Re: Synchronizing scsi_remove_host and the error handler

Stefan Richter <stefanr@xxxxxxxxxxxxxxxxx> · Mon, 08 Aug 2005 23:49:39 +0200

Alan Stern wrote:
On Mon, 8 Aug 2005, Stefan Richter wrote:
Why should the LLD care if the core might want to access it after the
LLD made the prescribed API calls for host removal? It is the core's
responsibility that it never enters the host again after these API
calls were invoked.

Here you are wrong.  In fact the core makes no such guarantees.  It _will_
try to enter the host (for things like telling disk drives to flush
their caches) for as long as it retains a reference to the host structure.

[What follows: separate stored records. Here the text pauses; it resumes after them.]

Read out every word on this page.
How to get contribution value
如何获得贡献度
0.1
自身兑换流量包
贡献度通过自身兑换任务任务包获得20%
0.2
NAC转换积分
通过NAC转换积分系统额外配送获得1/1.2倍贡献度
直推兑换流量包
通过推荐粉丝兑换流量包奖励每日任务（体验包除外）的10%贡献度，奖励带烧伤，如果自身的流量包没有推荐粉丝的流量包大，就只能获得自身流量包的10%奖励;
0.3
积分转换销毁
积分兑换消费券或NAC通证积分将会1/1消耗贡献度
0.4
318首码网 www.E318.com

Sure. But after all high-level drivers were detached (and that should
have happend right before scsi_remove_host returns) I don't see why
the host's ref count might not be down to zero.

[...]
My USB mass-storage test device doesn't respond to TEST UNIT READY, so it
causes a timeout and kicks the error handler into action.  This happens 
during device scanning, just prior to reading the partition table.  The 
error handler goes through various stages of processing, leading up to a 
bus reset.  I disconnected the USB device just before the bus reset 
routine was called.

Now, usb-storage implements a "SCSI bus reset" by actually performing a
USB port reset.  The USB subsystem requires the caller to acquire a
device-specific semaphore before doing a port reset, and the subsystem
itself acquires this same semaphore when notifying drivers about a
disconnection.  (The idea is that we don't want drivers trying to handle
a disconnect and a reset on the same device at the same time.)

So here's how things end up.

	The scanning thread owns shost->scan_mutex and is waiting
	for the error handler to finish.

	The EH thread is executing usb-storage's bus_reset routine
	and is waiting to acquire the device semaphore.

	USB's khubd thread owns the device semaphore and has invoked
	the usb-storage disconnect routine.  Among other things, this
	routine calls scsi_remove_host, which tries to acquire the
	scan_mutex.

How should this deadlock be resolved?  The current code has an extremely 
inelegant solution, and I would like to find a better one.  Any ideas?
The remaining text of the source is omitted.